Oui bien-sûr. Mais là encore on a cherché à construire des mécanismes de participation populaire. On ne peut plus faire de la politique en donnant aux gens des manuels sur comment faire telle ou telle chose et se conformer aux protocoles établis. La formation politique doit avoir lieu par la pratique politique. Pour nous l’élaboration de la loi passe par d’autres acteurs, d’autres pratiques, et l’objectif c’est de faire comprendre que ce sont les habitants qui doivent construire ce mandat au quotidien. A chaque fois, que ce soit pour des lois ou pour des amendements, on convoque les acteurs des différentes secteurs pour que ces textes soient construits collectivement. Parfois ce sont même elles qui nous sollicitent pour produire un nouveau projet de loi. Cela nécessite plusieurs aller-retours où le texte est révisé. A plusieurs reprises cela nous a permis d’améliorer significativement la qualité des textes que l’on présente et même parfois nous a amené à changer d’avis.
Après 2016 vous avez repris la même méthode pour les élections régionales et fédérales de 2018 qui vous ont permis de vous agrandir. Aujourd’hui dans l’État du Minas Gerais vous avez une députée régionale et Aurea Carolina est devenue députée fédérale. 4 femmes élues. La maison s’agrandit. Ça fonctionne ?
Oui aujourd’hui la « Gabinetona » a trois sphères d’actions : au niveau municipal, régional et fédéral. En plus des différentes instances législatives où nos élues siègent, nous avons maintenant une maison de travail en commun. Cela nous permet d’amplifier notre action. Car on peut se coordonner dans les différents sphères pour agir conjointement.
Et n’avez-vous pas peur de trop vous institutionnaliser ?
C’est un vrai sujet. Quand on est arrivées au conseil municipal nous avons eu une vrai difficulté à nous conformer à l’institution car personne d’entre nous ne connaissait cet univers là. Aujourd’hui on connaît bien les outils. Et en même temps on constate concrètement comment l’institutionnalisation opère pour détruire des collectifs comme le notre. Détruire dans tous les sens du terme. Même dans notre subjectivité, dans nos relations affectives. On se retrouve parfois à avoir peur de certaines questions épineuses. Parfois lorsque ce genre d’informations nous arrivent on se retrouve à nous demander si l’on doit ouvrir ce sujet à la population. C’est irrationnel car en réalité la transparence nous protège toujours : dans le doute il faut ouvrir.

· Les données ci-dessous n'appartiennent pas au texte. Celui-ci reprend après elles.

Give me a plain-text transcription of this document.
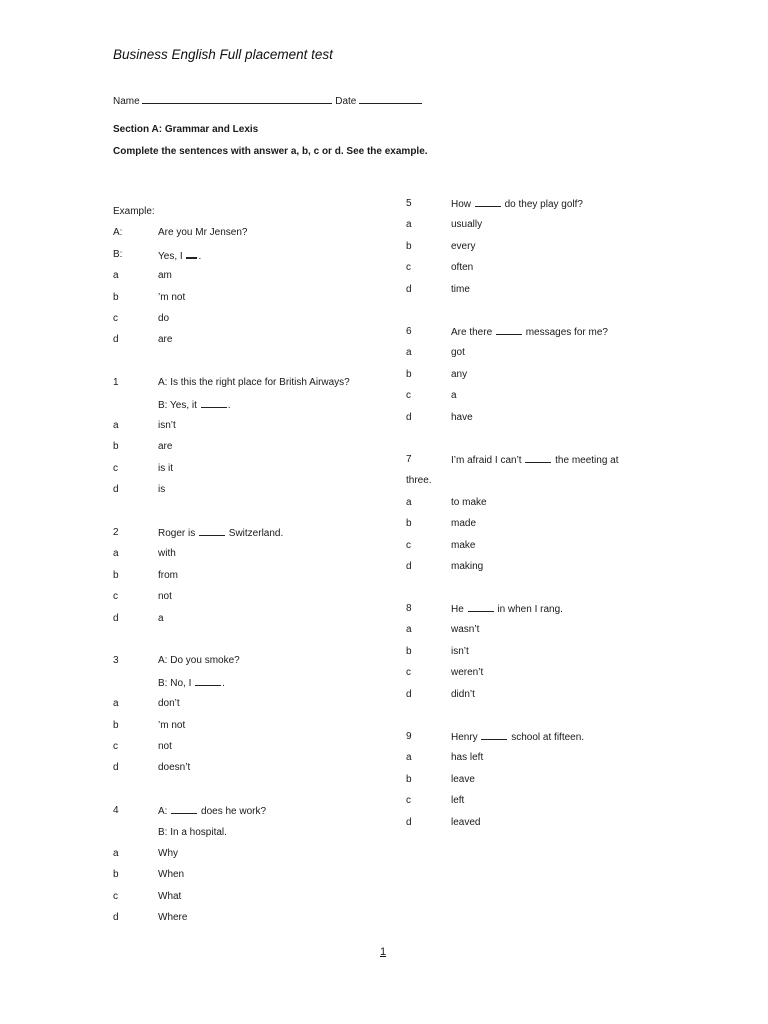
Business English Full placement test
Name	Date
Section A: Grammar and Lexis
Complete the sentences with answer a, b, c or d. See the example.
Example:
A:	Are you Mr Jensen?
B:	Yes, I .
a	am
b	’m not
c	do
d	are
1	A: Is this the right place for British Airways?
B: Yes, it	.
a	isn’t
b	are
c	is it
d	is
2	Roger is	Switzerland.
a	with
b	from
c	not
d	a
3	A: Do you smoke?
B: No, I	.
a	don’t
b	’m not
c	not
d	doesn’t
4	A:	does he work?
B: In a hospital.
a	Why
b	When
c	What
d	Where
5	How	do they play golf?
a	usually
b	every
c	often
d	time
6	Are there	messages for me?
a	got
b	any
c	a
d	have
7	I’m afraid I can’t	the meeting at
three.
a	to make
b	made
c	make
d	making
8	He	in when I rang.
a	wasn’t
b	isn’t
c	weren’t
d	didn’t
9	Henry	school at fifteen.
a	has left
b	leave
c	left
d	leaved
1
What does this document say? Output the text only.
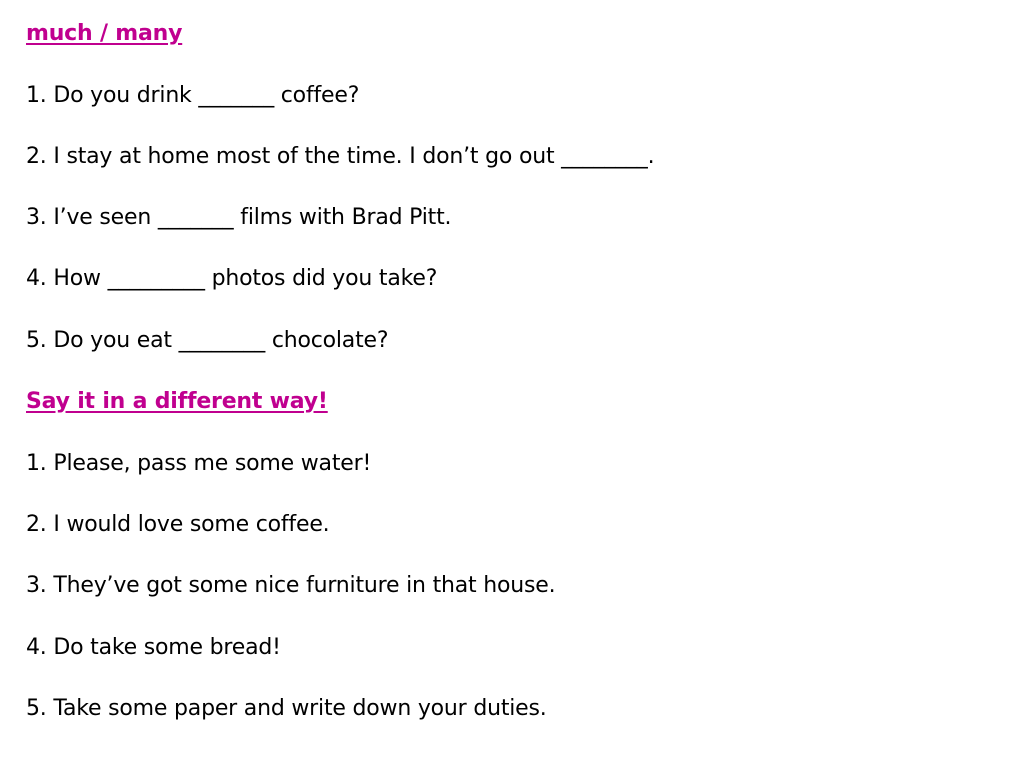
much / many
1. Do you drink _______ coffee?
2. I stay at home most of the time. I don’t go out ________.
3. I’ve seen _______ films with Brad Pitt.
4. How _________ photos did you take?
5. Do you eat ________ chocolate?
Say it in a different way!
1. Please, pass me some water!
2. I would love some coffee.
3. They’ve got some nice furniture in that house.
4. Do take some bread!
5. Take some paper and write down your duties.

Ma perception c’est que l’on est toujours sous cette menace constante et que l’on s’institutionnalise bien plus que l’on ne le devrait. Mais je dirais que nous avons deux antidotes pour nous en sortir : la fête et la transparence.
« On constate concrètement comment l’institutionnalisation opère pour détruire des collectifs comme le notre ».
La fête ?
Oui, la fête. Pendant les moments les plus difficiles, on a toujours organisé beaucoup de fêtes, de rencontres collectives, de promenades, d’événements publics. Car c’est dans ces moments là que l’on se recompose affectivement et symboliquement. Chacun de nous renoue avec son identité première qui lui rappelle pourquoi il est là.